The VR specification consists of several key components that together produce a reliable way of describing and transferring genetic variation data:

  1. An Extensible Terminology and Information Model provides researchers, clinicians, and testing laboratories with a shared foundation for bridging patient findings with existing knowledgebases. It offers standard computational data structures for precise biological concepts, such as “allele,” “sequence,” “variation,” and “genotype”. The model is readily extensible—more complex descriptions of biological variation, such as haplotypes, genotypes, categorical variation, and structural variation models, are already underway.
  2. A Machine Readable Schema to structure genetic variation data for electronic data exchange allows investigators to perform analyses with more clarity and ease. While the current schema is JSON based, it is intended to be neutral with respect to languages and databases.
  3. Conventions for data normalization allows users to compare and interpret data sets collected at different institutions. For alleles, the VR specification recommends a normalization process inspired by the NCBI’s SPDI project, which adjusts the sequence position to account for any ambiguity resulting from insertion or deletion alleles.
  4. Globally unique computed identifiers enable distributed groups to refer to a specific genetic variation without any prior coordination. Through a series of algorithms that serialize and condense the data into a digestible form, the unique identifier facilitates data exchange and can be used in secure environments.
  5. A python implementation demonstrates the above models and algorithms in action. To enable interoperability, the python package supports translation of existing variation representation schemas into the VR specification (and vice versa) for use in genomic data sharing. 

“Genetic variation is complex. Currently, no single model exists to represent and exchange this data in a consistent, reliable manner,” said product lead Larry Babb, a senior principal software engineer at the Broad Institute of MIT and Harvard. “By addressing this issue, the specification will allow different communities to ‘speak the same language’— whether it’s diagnostic labs and EHR vendors who are collecting samples or investigators who are accessing them.”

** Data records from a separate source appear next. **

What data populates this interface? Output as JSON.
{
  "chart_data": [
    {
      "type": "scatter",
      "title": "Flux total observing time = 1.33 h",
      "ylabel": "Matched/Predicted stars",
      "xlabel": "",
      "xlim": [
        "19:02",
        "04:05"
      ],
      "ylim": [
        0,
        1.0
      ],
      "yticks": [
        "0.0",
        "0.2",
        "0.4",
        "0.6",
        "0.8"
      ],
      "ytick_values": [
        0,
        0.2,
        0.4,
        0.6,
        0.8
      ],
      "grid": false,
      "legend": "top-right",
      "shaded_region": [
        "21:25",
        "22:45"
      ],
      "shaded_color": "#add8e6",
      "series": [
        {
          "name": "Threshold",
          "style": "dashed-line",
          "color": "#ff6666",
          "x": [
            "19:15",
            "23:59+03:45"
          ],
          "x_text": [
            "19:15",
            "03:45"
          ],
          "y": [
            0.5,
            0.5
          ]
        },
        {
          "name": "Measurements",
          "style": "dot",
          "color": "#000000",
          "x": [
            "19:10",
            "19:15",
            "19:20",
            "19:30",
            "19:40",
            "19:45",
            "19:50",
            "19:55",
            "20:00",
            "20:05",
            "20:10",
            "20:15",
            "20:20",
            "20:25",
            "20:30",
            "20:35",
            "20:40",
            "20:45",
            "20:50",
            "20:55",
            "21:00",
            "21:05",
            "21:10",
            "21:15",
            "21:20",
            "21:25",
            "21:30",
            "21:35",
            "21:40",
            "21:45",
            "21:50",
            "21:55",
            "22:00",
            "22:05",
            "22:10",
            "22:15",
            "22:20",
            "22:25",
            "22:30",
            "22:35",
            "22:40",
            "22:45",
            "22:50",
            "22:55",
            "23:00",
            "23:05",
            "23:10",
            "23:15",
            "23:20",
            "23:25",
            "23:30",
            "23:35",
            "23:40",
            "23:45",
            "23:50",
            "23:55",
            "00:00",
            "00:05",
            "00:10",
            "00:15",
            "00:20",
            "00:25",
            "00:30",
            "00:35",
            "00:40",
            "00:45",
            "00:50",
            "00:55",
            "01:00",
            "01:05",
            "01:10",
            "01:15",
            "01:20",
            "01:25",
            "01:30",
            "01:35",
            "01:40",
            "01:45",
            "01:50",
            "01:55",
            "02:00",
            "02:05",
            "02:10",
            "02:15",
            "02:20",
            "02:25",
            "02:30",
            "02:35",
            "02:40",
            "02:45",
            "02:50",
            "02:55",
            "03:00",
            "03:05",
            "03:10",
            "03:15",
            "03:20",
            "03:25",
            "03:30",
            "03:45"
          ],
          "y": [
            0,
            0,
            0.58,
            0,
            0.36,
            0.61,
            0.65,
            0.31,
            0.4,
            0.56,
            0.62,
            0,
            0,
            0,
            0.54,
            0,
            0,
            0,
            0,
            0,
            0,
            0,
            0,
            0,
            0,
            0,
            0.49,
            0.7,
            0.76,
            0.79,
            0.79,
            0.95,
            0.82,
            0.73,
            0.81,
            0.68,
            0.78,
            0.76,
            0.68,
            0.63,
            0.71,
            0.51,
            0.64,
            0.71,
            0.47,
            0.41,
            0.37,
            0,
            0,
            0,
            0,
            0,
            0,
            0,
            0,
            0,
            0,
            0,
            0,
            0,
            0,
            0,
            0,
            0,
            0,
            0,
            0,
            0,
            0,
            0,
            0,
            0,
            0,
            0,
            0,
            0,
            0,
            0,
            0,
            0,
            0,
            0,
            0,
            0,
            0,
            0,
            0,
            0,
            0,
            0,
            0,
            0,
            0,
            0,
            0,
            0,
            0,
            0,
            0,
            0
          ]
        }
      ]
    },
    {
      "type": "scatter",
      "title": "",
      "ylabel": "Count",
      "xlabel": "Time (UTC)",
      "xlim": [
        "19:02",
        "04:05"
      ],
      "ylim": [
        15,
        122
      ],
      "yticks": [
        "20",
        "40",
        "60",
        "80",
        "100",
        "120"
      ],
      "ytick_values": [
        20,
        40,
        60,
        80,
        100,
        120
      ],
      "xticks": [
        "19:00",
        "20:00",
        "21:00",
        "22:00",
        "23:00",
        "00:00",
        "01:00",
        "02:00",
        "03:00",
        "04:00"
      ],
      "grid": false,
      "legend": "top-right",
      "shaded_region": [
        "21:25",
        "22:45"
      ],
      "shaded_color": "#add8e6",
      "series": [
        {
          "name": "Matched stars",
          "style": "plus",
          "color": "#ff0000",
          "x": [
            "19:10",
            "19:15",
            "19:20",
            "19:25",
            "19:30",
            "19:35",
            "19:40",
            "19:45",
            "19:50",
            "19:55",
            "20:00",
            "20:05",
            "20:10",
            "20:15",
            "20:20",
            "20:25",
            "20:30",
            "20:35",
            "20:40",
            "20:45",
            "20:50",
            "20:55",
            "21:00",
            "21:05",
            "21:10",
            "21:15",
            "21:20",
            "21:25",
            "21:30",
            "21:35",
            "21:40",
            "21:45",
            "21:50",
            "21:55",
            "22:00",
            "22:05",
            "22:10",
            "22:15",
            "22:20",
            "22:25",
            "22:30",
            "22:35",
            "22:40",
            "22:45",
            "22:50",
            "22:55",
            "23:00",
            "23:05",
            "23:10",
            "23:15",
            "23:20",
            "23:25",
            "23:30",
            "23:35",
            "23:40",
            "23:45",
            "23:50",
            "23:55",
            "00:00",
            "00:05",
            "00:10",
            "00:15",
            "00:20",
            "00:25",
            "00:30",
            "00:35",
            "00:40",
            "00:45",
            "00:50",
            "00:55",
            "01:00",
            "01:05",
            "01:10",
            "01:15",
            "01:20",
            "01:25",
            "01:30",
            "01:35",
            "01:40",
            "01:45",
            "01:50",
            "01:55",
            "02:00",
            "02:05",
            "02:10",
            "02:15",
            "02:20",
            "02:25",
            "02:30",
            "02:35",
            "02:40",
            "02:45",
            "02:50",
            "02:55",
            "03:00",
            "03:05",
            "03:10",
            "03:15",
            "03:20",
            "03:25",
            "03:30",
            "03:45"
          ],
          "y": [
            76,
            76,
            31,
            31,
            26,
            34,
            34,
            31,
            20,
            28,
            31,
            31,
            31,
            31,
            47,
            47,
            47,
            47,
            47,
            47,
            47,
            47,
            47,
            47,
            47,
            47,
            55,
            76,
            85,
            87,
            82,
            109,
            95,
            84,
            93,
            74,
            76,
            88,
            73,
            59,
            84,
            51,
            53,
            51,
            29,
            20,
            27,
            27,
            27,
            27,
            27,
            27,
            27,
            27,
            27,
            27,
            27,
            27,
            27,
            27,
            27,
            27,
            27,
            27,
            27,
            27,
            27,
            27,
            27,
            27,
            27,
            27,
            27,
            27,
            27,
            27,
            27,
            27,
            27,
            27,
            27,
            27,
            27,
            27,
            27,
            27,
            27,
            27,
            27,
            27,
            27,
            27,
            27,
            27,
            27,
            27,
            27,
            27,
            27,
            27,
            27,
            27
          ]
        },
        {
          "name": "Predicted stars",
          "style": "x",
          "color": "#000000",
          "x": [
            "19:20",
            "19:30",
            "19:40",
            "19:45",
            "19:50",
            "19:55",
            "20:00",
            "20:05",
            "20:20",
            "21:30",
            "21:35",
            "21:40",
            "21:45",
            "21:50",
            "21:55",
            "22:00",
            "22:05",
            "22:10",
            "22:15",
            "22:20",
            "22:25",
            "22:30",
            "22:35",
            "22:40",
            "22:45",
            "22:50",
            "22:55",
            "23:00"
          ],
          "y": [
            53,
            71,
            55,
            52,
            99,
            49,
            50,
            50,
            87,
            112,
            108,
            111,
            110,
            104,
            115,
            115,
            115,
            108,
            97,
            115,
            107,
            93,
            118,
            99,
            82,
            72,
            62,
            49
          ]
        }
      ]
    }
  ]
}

The ClinGen Allele Registry, which provides unique variant identifiers for the community, has developed an initial implementation for the VR specification. “Wide adoption of the VR specification will provide a means of collating information about variants [at scale],” according to a statement by Allele Registry authors Aleks Milosavljevic and Ronak Y. Patel of the Baylor College of Medicine. “This capability has so far been lacking and is synergistic with the approach of the Allele Registry and other web services, which support the linking of information on almost one billion distinct variants.”  

The VR specification aims to maximize the value of the world’s shared genetic variation data. In addition to building computational models for more complex types of variation, the team has future plans to describe new types of intervals and locations, as well as develop additional concepts for representing state and variation.